Discounting factors such as risk, I would not pay more than £10,000 for the land, because I could simply use my £10,000 of money-capital to buy a bond that guaranteed me £1,000 of interest p.a. Similarly, if I bought the land for £10,000, and subsequently the rate of interest fell to 5%, the capitalised value of the land would rise to £20,000, and I would not sell it for less. The land, produces £1,000 of revenue, in the form of rent, each year. But, with an average rate of interest of 5%, I would require £20,000 of money-capital, to generate an equivalent amount of income. If I sold the land for the original £10,000, and used the proceeds to buy a bond, it would only provide me with £500 of revenue per year.

So, for Marx, the answer to determining the price of land, on an objective basis, becomes this capitalised value of the rent.
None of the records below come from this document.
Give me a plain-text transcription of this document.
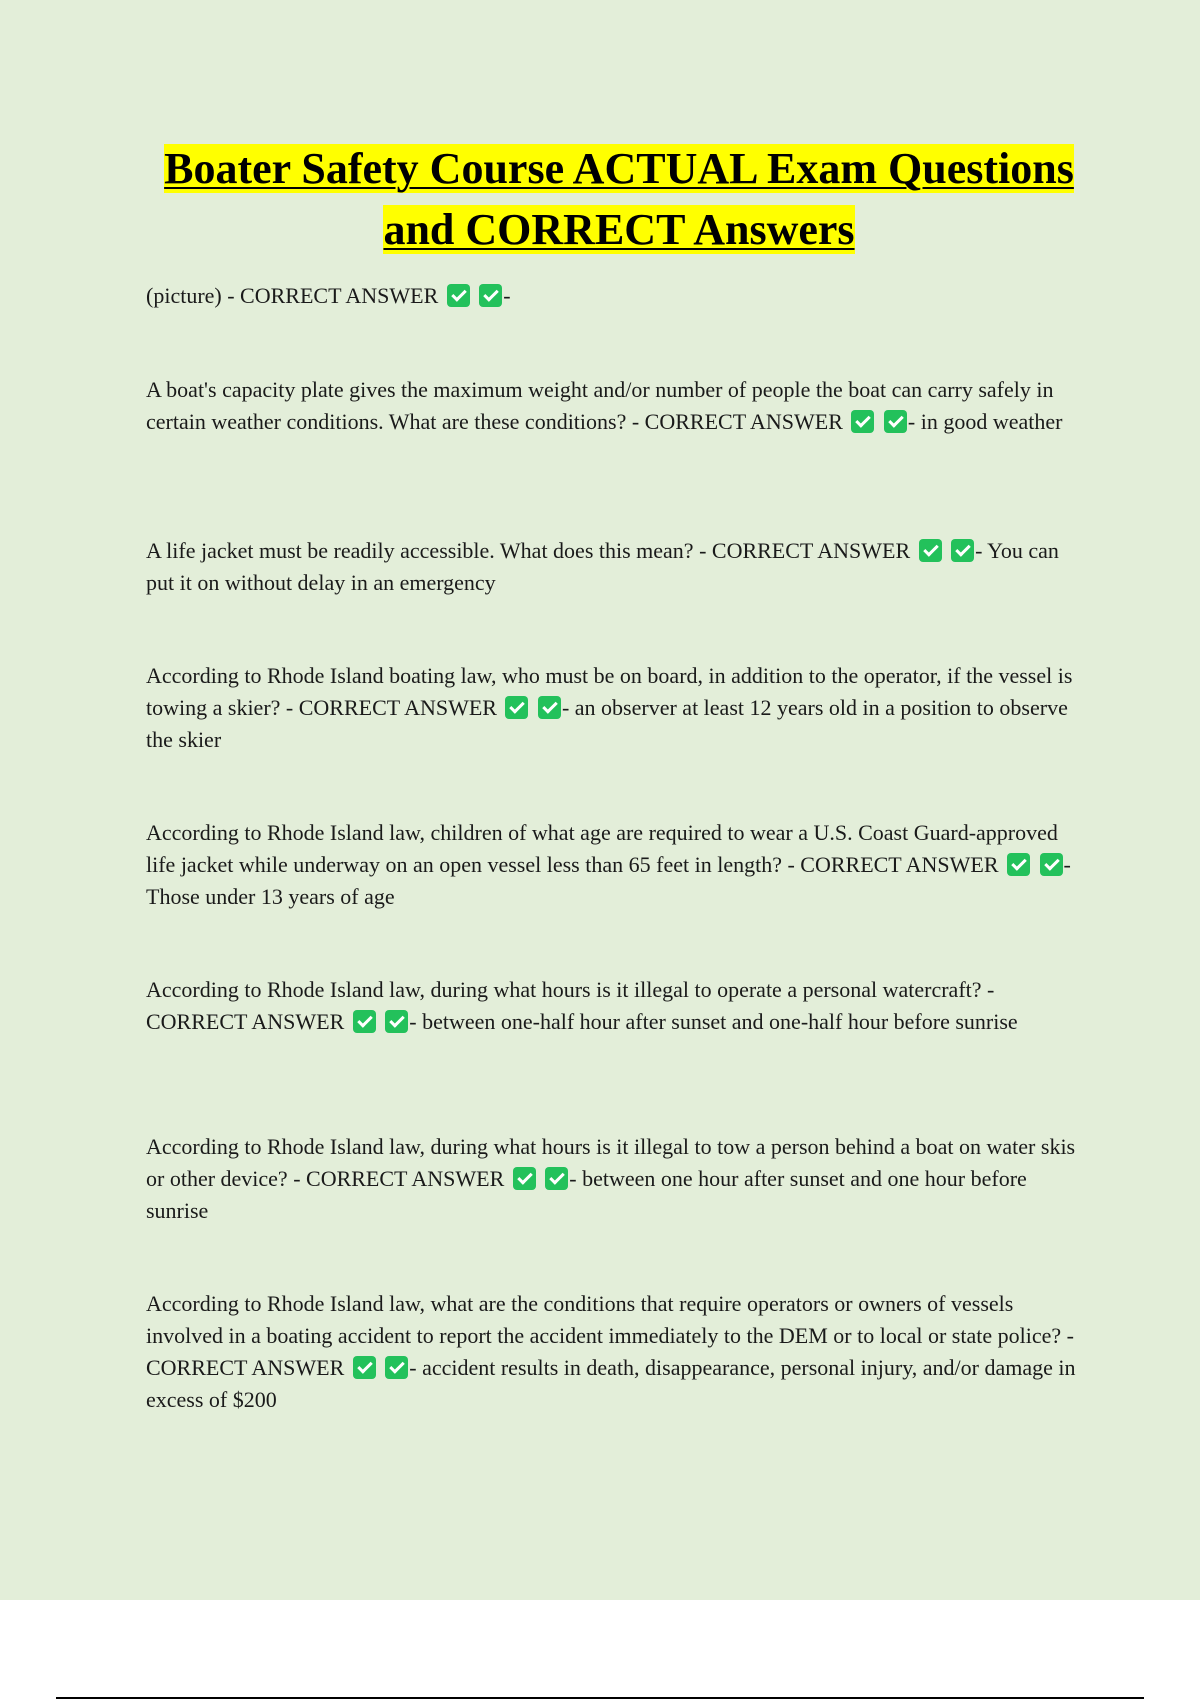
Boater Safety Course ACTUAL Exam Questions and CORRECT Answers

(picture) - CORRECT ANSWER	-

A boat's capacity plate gives the maximum weight and/or number of people the boat can carry safely in certain weather conditions. What are these conditions? - CORRECT ANSWER	- in good weather

A life jacket must be readily accessible. What does this mean? - CORRECT ANSWER	- You can put it on without delay in an emergency

According to Rhode Island boating law, who must be on board, in addition to the operator, if the vessel is towing a skier? - CORRECT ANSWER	- an observer at least 12 years old in a position to observe the skier

According to Rhode Island law, children of what age are required to wear a U.S. Coast Guard-approved life jacket while underway on an open vessel less than 65 feet in length? - CORRECT ANSWER	- Those under 13 years of age

According to Rhode Island law, during what hours is it illegal to operate a personal watercraft? - CORRECT ANSWER	- between one-half hour after sunset and one-half hour before sunrise

According to Rhode Island law, during what hours is it illegal to tow a person behind a boat on water skis or other device? - CORRECT ANSWER	- between one hour after sunset and one hour before sunrise

According to Rhode Island law, what are the conditions that require operators or owners of vessels involved in a boating accident to report the accident immediately to the DEM or to local or state police? - CORRECT ANSWER	- accident results in death, disappearance, personal injury, and/or damage in excess of $200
In order to determine the objective basis for the rent, Marx again turns to the rate of profit. The rent, he argues is merely the surplus profit. In industry, this surplus profit is competed away. An individual capital within an industry that enjoys surplus profit, because it has introduced some lower cost means of production, loses that advantage when other capitals introduce the same methods. An industry that enjoys surplus profits, because it has a lower organic composition of capital, or a higher than average rate of turnover of capital, encourages additional capital to enter that industry, thereby raising the supply of that industry's commodities, and so reducing market prices to the price of production, where only average profits are obtained.
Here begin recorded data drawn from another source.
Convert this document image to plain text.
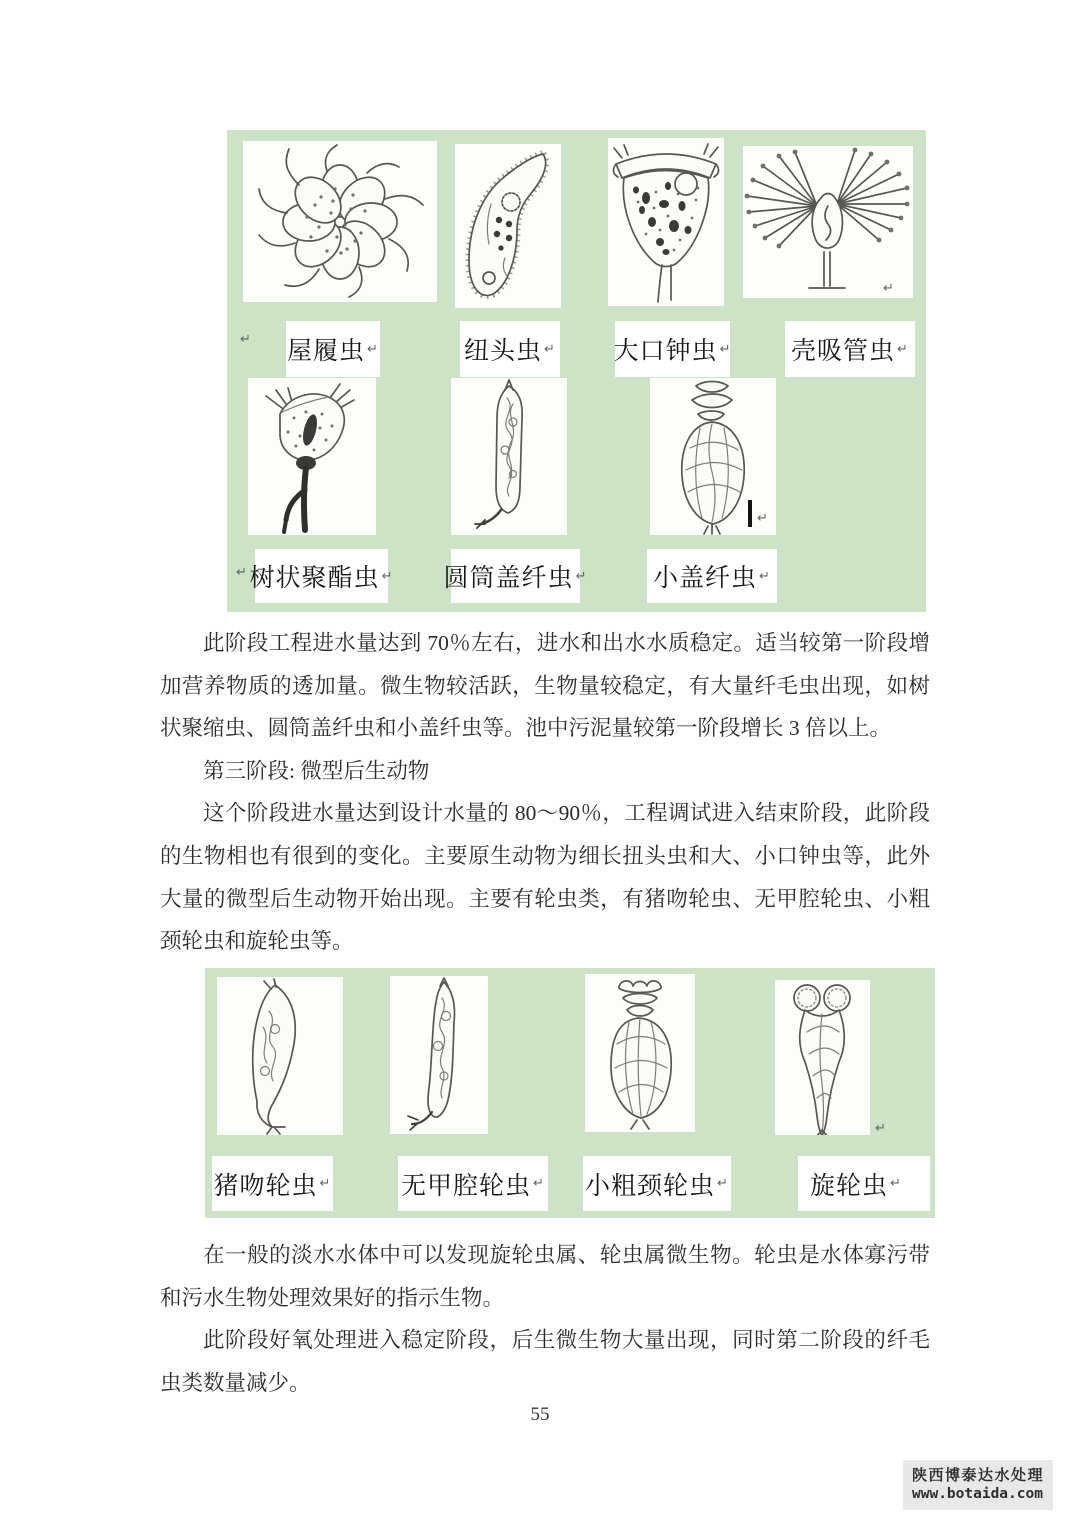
屋履虫 ↵	纽头虫 ↵ 大口钟虫 ↵ 壳吸管虫 ↵
树状聚酯虫 ↵ 圆筒盖纤虫 ↵	小盖纤虫 ↵
↵
↵
↵
↵

此阶段工程进水量达到 70％左右，进水和出水水质稳定。适当较第一阶段增加营养物质的透加量。微生物较活跃，生物量较稳定，有大量纤毛虫出现，如树状聚缩虫、圆筒盖纤虫和小盖纤虫等。池中污泥量较第一阶段增长 3 倍以上。

第三阶段: 微型后生动物

这个阶段进水量达到设计水量的 80～90％，工程调试进入结束阶段，此阶段的生物相也有很到的变化。主要原生动物为细长扭头虫和大、小口钟虫等，此外大量的微型后生动物开始出现。主要有轮虫类，有猪吻轮虫、无甲腔轮虫、小粗颈轮虫和旋轮虫等。

猪吻轮虫 ↵	无甲腔轮虫 ↵ 小粗颈轮虫 ↵	旋轮虫 ↵
↵

在一般的淡水水体中可以发现旋轮虫属、轮虫属微生物。轮虫是水体寡污带和污水生物处理效果好的指示生物。

此阶段好氧处理进入稳定阶段，后生微生物大量出现，同时第二阶段的纤毛虫类数量减少。

55
陕西博泰达水处理
www.botaida.com
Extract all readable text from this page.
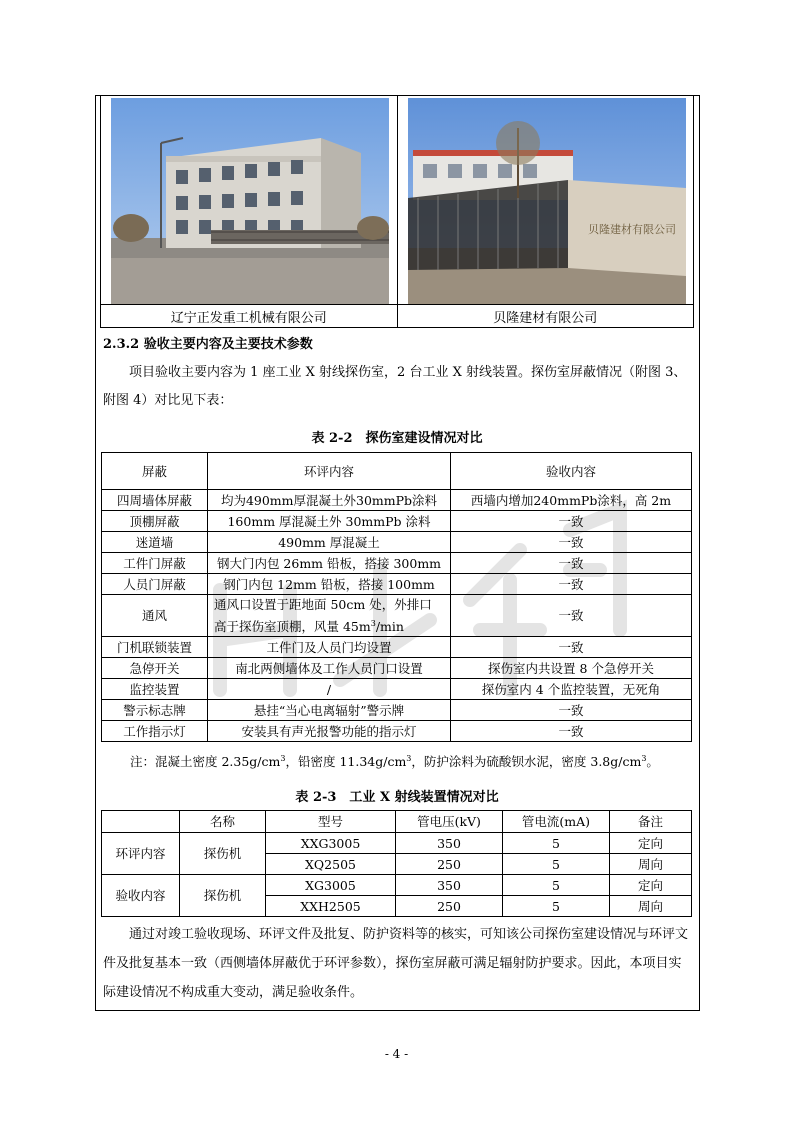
贝隆建材有限公司

辽宁正发重工机械有限公司	贝隆建材有限公司
2.3.2 验收主要内容及主要技术参数
项目验收主要内容为 1 座工业 X 射线探伤室，2 台工业 X 射线装置。探伤室屏蔽情况（附图 3、附图 4）对比见下表：
表 2-2　探伤室建设情况对比
屏蔽	环评内容	验收内容
四周墙体屏蔽	均为490mm厚混凝土外30mmPb涂料	西墙内增加240mmPb涂料，高 2m
顶棚屏蔽	160mm 厚混凝土外 30mmPb 涂料	一致
迷道墙	490mm 厚混凝土	一致
工件门屏蔽	钢大门内包 26mm 铅板，搭接 300mm	一致
人员门屏蔽	钢门内包 12mm 铅板，搭接 100mm	一致
通风	通风口设置于距地面 50cm 处，外排口
高于探伤室顶棚，风量 $45m^3/\min$	一致
门机联锁装置	工件门及人员门均设置	一致
急停开关	南北两侧墙体及工作人员门口设置	探伤室内共设置 8 个急停开关
监控装置	/	探伤室内 4 个监控装置，无死角
警示标志牌	悬挂“当心电离辐射”警示牌	一致
工作指示灯	安装具有声光报警功能的指示灯	一致
注：混凝土密度 $2.35g/cm^3$，铅密度 $11.34g/cm^3$，防护涂料为硫酸钡水泥，密度 $3.8g/cm^3$。
表 2-3　工业 X 射线装置情况对比
	名称	型号	管电压(kV)	管电流(mA)	备注
环评内容	探伤机	XXG3005	350	5	定向
		XQ2505	250	5	周向
验收内容	探伤机	XG3005	350	5	定向
		XXH2505	250	5	周向
通过对竣工验收现场、环评文件及批复、防护资料等的核实，可知该公司探伤室建设情况与环评文件及批复基本一致（西侧墙体屏蔽优于环评参数），探伤室屏蔽可满足辐射防护要求。因此，本项目实际建设情况不构成重大变动，满足验收条件。
- 4 -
This does not happen in agriculture (or mining etc.), because the land is owned by landowners, who demand rent for the land, before they will allow it to be used. But, agricultural capitalists will only start production when they are able to make at least the average annual rate of profit, after having paid this rent. The objective basis for this rent then seems to be established. The average annual rate of profit is determined in industry. Let us say that the average annual rate of profit is 10%. In that case, a capitalist farmer with £10,000 of capital, will need to be able to sell their output for £11,000, in order to make £1,000 of profit, equal to the average annual rate of profit. However, if the landlord requires the farmer to pay £200 a year in rent, the farmer will need to be able to sell their output for £11,200. Only when agricultural prices rise to a level where this is possible, will the farmer commit their capital to production.
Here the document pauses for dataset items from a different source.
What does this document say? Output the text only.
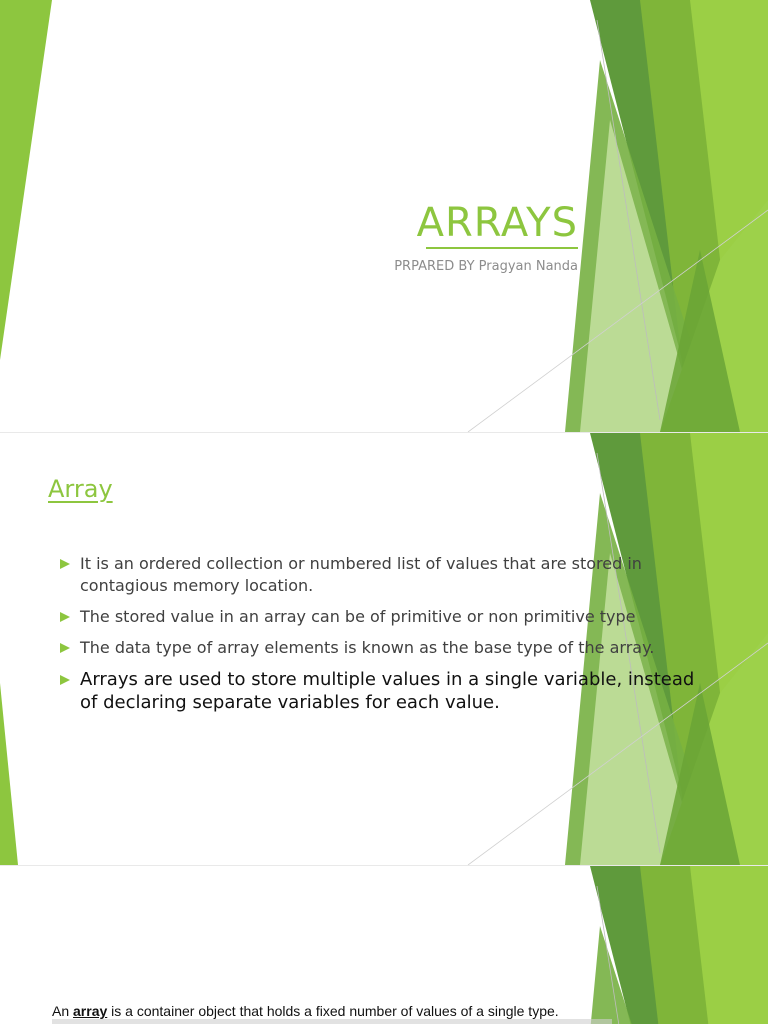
ARRAYS
PRPARED BY Pragyan Nanda
Array
It is an ordered collection or numbered list of values that are stored in contagious memory location.
The stored value in an array can be of primitive or non primitive type
The data type of array elements is known as the base type of the array.
Arrays are used to store multiple values in a single variable, instead of declaring separate variables for each value.
An array is a container object that holds a fixed number of values of a single type.
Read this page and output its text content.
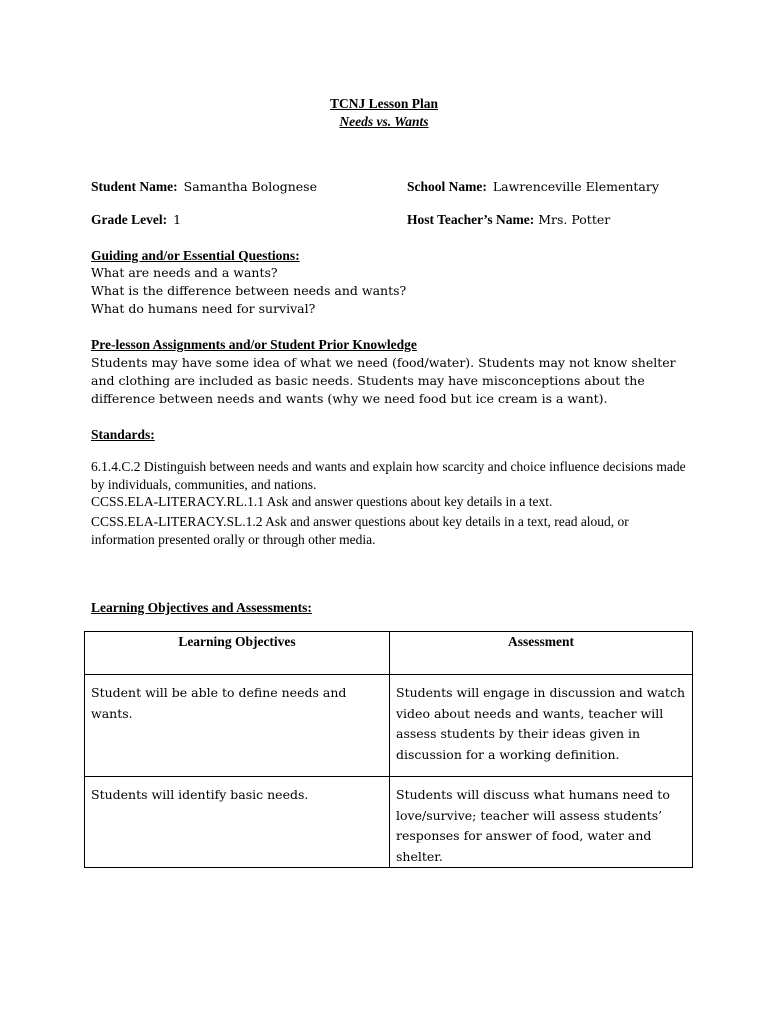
TCNJ Lesson Plan
Needs vs. Wants
Student Name: Samantha Bolognese	School Name: Lawrenceville Elementary
Grade Level: 1	Host Teacher’s Name: Mrs. Potter
Guiding and/or Essential Questions:
What are needs and a wants?
What is the difference between needs and wants?
What do humans need for survival?
Pre-lesson Assignments and/or Student Prior Knowledge
Students may have some idea of what we need (food/water). Students may not know shelter and clothing are included as basic needs. Students may have misconceptions about the difference between needs and wants (why we need food but ice cream is a want).
Standards:
6.1.4.C.2 Distinguish between needs and wants and explain how scarcity and choice influence decisions made by individuals, communities, and nations.
CCSS.ELA-LITERACY.RL.1.1 Ask and answer questions about key details in a text.
CCSS.ELA-LITERACY.SL.1.2 Ask and answer questions about key details in a text, read aloud, or information presented orally or through other media.
Learning Objectives and Assessments:
Learning Objectives	Assessment

Student will be able to define needs and wants.	Students will engage in discussion and watch video about needs and wants, teacher will assess students by their ideas given in discussion for a working definition.

Students will identify basic needs.	Students will discuss what humans need to love/survive; teacher will assess students’ responses for answer of food, water and shelter.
However, this raises the question what causes the landlord to demand £200 in rent, rather than £300, or £50, or £10? The answer Marx says, is that it again comes down to competition, and objective limits set by the rate of profit. As with the loaning of money-capital, the owner of landed property, like the owner of money-capital, has an incentive to lend it, because it is only by doing so that they obtain revenue, rent in one case, interest in the other. This is the pressure on one side creating supply. But, precisely because they undertake this action in order to obtain revenue, they will not supply either money-capital, nor land for free.

On the other side, the demand for land, will rise as the rate of profit in agriculture rises, because capitalist farmers will seek to expand their production, so as to make more profit. The greater the difference between agricultural profits and industrial profits, the more capital will want to enter agriculture, increasing the demand for land, and so pushing up rents. But, it will only do so to the extent that the rents charged do not reduce those profits below the average annual rate of profit in industry. So, as with the rate of interest, although land, like capital, has no value, and so no objective basis for determining its price of production, or natural price, objective constraints exist that determine the conditions for the demand and supply of land, and the limits within which rent can be levied.